Here are our options for operators with a higher precedence than || && == etc:
https://github.com/JuliaLang/julia/blob/342e39433c6f28ce0cbf7b6ad5478ab8a8ac2031/src/julia-parser.scm#L7-L13

  (append! (add-dots '(= += -= −= *= /= //= |\\=| ^= ÷= %= <<= >>= >>>= |\|=| &= ⊻= ≔ ⩴ ≕))
           (add-dots '(~))
           '(:= $=)))
;; comma - higher than assignment outside parentheses, lower when inside
(define prec-pair (add-dots '(=>)))
(define prec-conditional '(?))
(define prec-arrow       (add-dots '(← → ↔ ↚ ↛ ↞ ↠ ↢ ↣ ↦ ↤ ↮ ⇎ ⇍ ⇏ ⇐ ⇒ ⇔ ⇴ ⇶ ⇷ ⇸ ⇹ ⇺ ⇻ ⇼ ⇽ ⇾ ⇿ ⟵ ⟶ ⟷ ⟹ ⟺ ⟻ ⟼ ⟽ ⟾ ⟿ ⤀ ⤁ ⤂ ⤃ ⤄ ⤅ ⤆ ⤇ ⤌ ⤍ ⤎ ⤏ ⤐ ⤑ ⤔ ⤕ ⤖ ⤗ ⤘ ⤝ ⤞ ⤟ ⤠ ⥄ ⥅ ⥆ ⥇ ⥈ ⥊ ⥋ ⥎ ⥐ ⥒ ⥓ ⥖ ⥗ ⥚ ⥛ ⥞ ⥟ ⥢ ⥤ ⥦ ⥧ ⥨ ⥩ ⥪ ⥫ ⥬ ⥭ ⥰ ⧴ ⬱ ⬰ ⬲ ⬳ ⬴ ⬵ ⬶ ⬷ ⬸ ⬹ ⬺ ⬻ ⬼ ⬽ ⬾ ⬿ ⭀ ⭁ ⭂ ⭃ ⥷ ⭄ ⥺ ⭇ ⭈ ⭉ ⭊ ⭋ ⭌ ￩ ￫ ⇜ ⇝ ↜ ↝ ↩ ↪ ↫ ↬ ↼ ↽ ⇀ ⇁ ⇄ ⇆ ⇇ ⇉ ⇋ ⇌ ⇚ ⇛ ⇠ ⇢ ↷ ↶ ↺ ↻ --> <-- <-->)))

For ASCII operators, we really only have := or ~.

Is @constraint(model, x[1] || x[2] ~ y) and @constraint(model, true ~ x[1] || x[2]) to horrific? I guess so, because of bitwise-not.

[odow]

=== is ruled out because of

julia> dump(:(x == y === true))
Expr
  head: Symbol comparison
  args: Array{Any}((5,))
    1: Symbol x
    2: Symbol ==
    3: Symbol y
    4: Symbol ===
    5: Bool true

[pulsipher]

But it'd be EqualTo{Bool}, is that not sufficient? Or I guess the problem is that model_convert would currently convert it to EqualTo{T}. But we could avoid that.

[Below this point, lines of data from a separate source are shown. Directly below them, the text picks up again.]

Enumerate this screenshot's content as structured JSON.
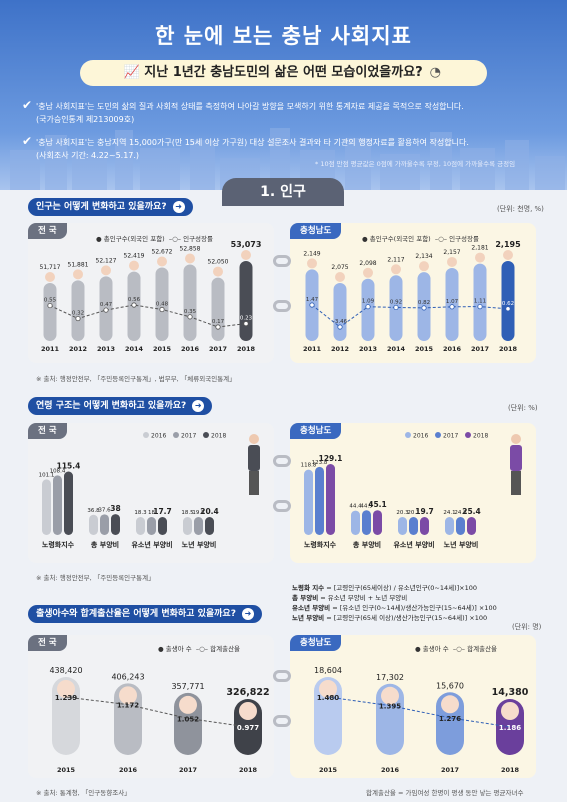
{
  "header": {
    "title": "한 눈에 보는 충남 사회지표",
    "subtitle": "지난 1년간 충남도민의 삶은 어떤 모습이었을까요?",
    "bullets": [
      {
        "line1": "'충남 사회지표'는 도민의 삶의 질과 사회적 상태를 측정하여 나아갈 방향을 모색하기 위한 통계자료 제공을 목적으로 작성합니다.",
        "line2": "(국가승인통계 제213009호)"
      },
      {
        "line1": "'충남 사회지표'는 충남지역 15,000가구(만 15세 이상 가구원) 대상 설문조사 결과와 타 기관의 행정자료를 활용하여 작성합니다.",
        "line2": "(사회조사 기간: 4.22~5.17.)"
      }
    ],
    "note": "* 10점 만점 평균값은 0점에 가까울수록 부정, 10점에 가까울수록 긍정임"
  },
  "section": {
    "title": "1. 인구"
  },
  "q1": {
    "text": "인구는 어떻게 변화하고 있을까요?",
    "unit": "(단위: 천명, %)",
    "source": "※ 출처: 행정안전부, 「주민등록인구통계」, 법무부, 「체류외국인통계」"
  },
  "q2": {
    "text": "연령 구조는 어떻게 변화하고 있을까요?",
    "unit": "(단위: %)",
    "source": "※ 출처: 행정안전부, 「주민등록인구통계」"
  },
  "q3": {
    "text": "출생아수와 합계출산율은 어떻게 변화하고 있을까요?",
    "unit": "(단위: 명)",
    "source": "※ 출처: 통계청, 「인구동향조사」",
    "footnote": "합계출산율 = 가임여성 한명이 평생 동안 낳는 평균자녀수"
  },
  "labels": {
    "nation": "전 국",
    "chungnam": "충청남도",
    "pop_total": "총인구수(외국인 포함)",
    "pop_growth": "인구성장률",
    "births": "출생아 수",
    "tfr": "합계출산율"
  },
  "definitions": [
    {
      "term": "노령화 지수",
      "formula": "= [고령인구(65세이상) / 유소년인구(0~14세)]×100"
    },
    {
      "term": "총 부양비",
      "formula": "= 유소년 부양비 + 노년 부양비"
    },
    {
      "term": "유소년 부양비",
      "formula": "= [유소년 인구(0~14세)/생산가능인구(15~64세)] ×100"
    },
    {
      "term": "노년 부양비",
      "formula": "= [고령인구(65세 이상)/생산가능인구(15~64세)] ×100"
    }
  ],
  "chart_data": [
    {
      "type": "bar",
      "title": "전 국",
      "categories": [
        "2011",
        "2012",
        "2013",
        "2014",
        "2015",
        "2016",
        "2017",
        "2018"
      ],
      "series": [
        {
          "name": "총인구수(외국인 포함)",
          "values": [
            51717,
            51881,
            52127,
            52419,
            52672,
            52858,
            52050,
            53073
          ],
          "labels": [
            "51,717",
            "51,881",
            "52,127",
            "52,419",
            "52,672",
            "52,858",
            "52,050",
            "53,073"
          ]
        },
        {
          "name": "인구성장률",
          "type": "line",
          "values": [
            0.55,
            0.32,
            0.47,
            0.56,
            0.48,
            0.35,
            0.17,
            0.23
          ],
          "labels": [
            "0.55",
            "0.32",
            "0.47",
            "0.56",
            "0.48",
            "0.35",
            "0.17",
            "0.23"
          ]
        }
      ]
    },
    {
      "type": "bar",
      "title": "충청남도",
      "categories": [
        "2011",
        "2012",
        "2013",
        "2014",
        "2015",
        "2016",
        "2017",
        "2018"
      ],
      "series": [
        {
          "name": "총인구수(외국인 포함)",
          "values": [
            2149,
            2075,
            2098,
            2117,
            2134,
            2157,
            2181,
            2195
          ],
          "labels": [
            "2,149",
            "2,075",
            "2,098",
            "2,117",
            "2,134",
            "2,157",
            "2,181",
            "2,195"
          ]
        },
        {
          "name": "인구성장률",
          "type": "line",
          "values": [
            1.47,
            -3.46,
            1.09,
            0.92,
            0.82,
            1.07,
            1.11,
            0.62
          ],
          "labels": [
            "1.47",
            "-3.46",
            "1.09",
            "0.92",
            "0.82",
            "1.07",
            "1.11",
            "0.62"
          ]
        }
      ]
    },
    {
      "type": "bar",
      "title": "전 국",
      "categories": [
        "노령화지수",
        "총 부양비",
        "유소년 부양비",
        "노년 부양비"
      ],
      "series": [
        {
          "name": "2016",
          "values": [
            101.1,
            36.8,
            18.3,
            18.5
          ]
        },
        {
          "name": "2017",
          "values": [
            108.4,
            37.6,
            18.0,
            19.5
          ]
        },
        {
          "name": "2018",
          "values": [
            115.4,
            38.0,
            17.7,
            20.4
          ]
        }
      ]
    },
    {
      "type": "bar",
      "title": "충청남도",
      "categories": [
        "노령화지수",
        "총 부양비",
        "유소년 부양비",
        "노년 부양비"
      ],
      "series": [
        {
          "name": "2016",
          "values": [
            118.8,
            44.4,
            20.3,
            24.1
          ]
        },
        {
          "name": "2017",
          "values": [
            123.8,
            44.9,
            20.1,
            24.8
          ]
        },
        {
          "name": "2018",
          "values": [
            129.1,
            45.1,
            19.7,
            25.4
          ]
        }
      ]
    },
    {
      "type": "bar",
      "title": "전 국",
      "categories": [
        "2015",
        "2016",
        "2017",
        "2018"
      ],
      "series": [
        {
          "name": "출생아 수",
          "values": [
            438420,
            406243,
            357771,
            326822
          ],
          "labels": [
            "438,420",
            "406,243",
            "357,771",
            "326,822"
          ]
        },
        {
          "name": "합계출산율",
          "type": "line",
          "values": [
            1.239,
            1.172,
            1.052,
            0.977
          ],
          "labels": [
            "1.239",
            "1.172",
            "1.052",
            "0.977"
          ]
        }
      ]
    },
    {
      "type": "bar",
      "title": "충청남도",
      "categories": [
        "2015",
        "2016",
        "2017",
        "2018"
      ],
      "series": [
        {
          "name": "출생아 수",
          "values": [
            18604,
            17302,
            15670,
            14380
          ],
          "labels": [
            "18,604",
            "17,302",
            "15,670",
            "14,380"
          ]
        },
        {
          "name": "합계출산율",
          "type": "line",
          "values": [
            1.48,
            1.395,
            1.276,
            1.186
          ],
          "labels": [
            "1.480",
            "1.395",
            "1.276",
            "1.186"
          ]
        }
      ]
    }
  ]
}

Ya the automated conversion is what led to us to avoid using EqualTo since frequently for GDP problems T != Bool for the model.

For ASCII operators, we really only have := or ~.

Ya ~ doesn't seem a good choice. I think := makes the most sense and the asymmetry is fine for us since we want logical constraints of the form logical_proposition = RHS where RHS is either true or false.

[odow]

I've changed it so that := returns EqualTo{Bool}, even for other value type models.

I wonder if we should enforce that the func := rhs where rhs is a Bool, and not support others. Then we won't have the non-symmetric problem, and it's more obvious when to use := than ==.

[pulsipher]

I think restricting the RHS to be a Bool is for the best. It satisfies the use case for DisjunctiveProgramming and it aligns with @chriscoey's original idea of specifying logic constraints without a set (implying the RHS is true).

[odow]

Yeah, I've changed to only rhs Bool and it makes more sense.

[pulsipher]

This looks great.

[odow]

We may want to expose the _DoNotConvertSet as a public API, but that can wait for a request.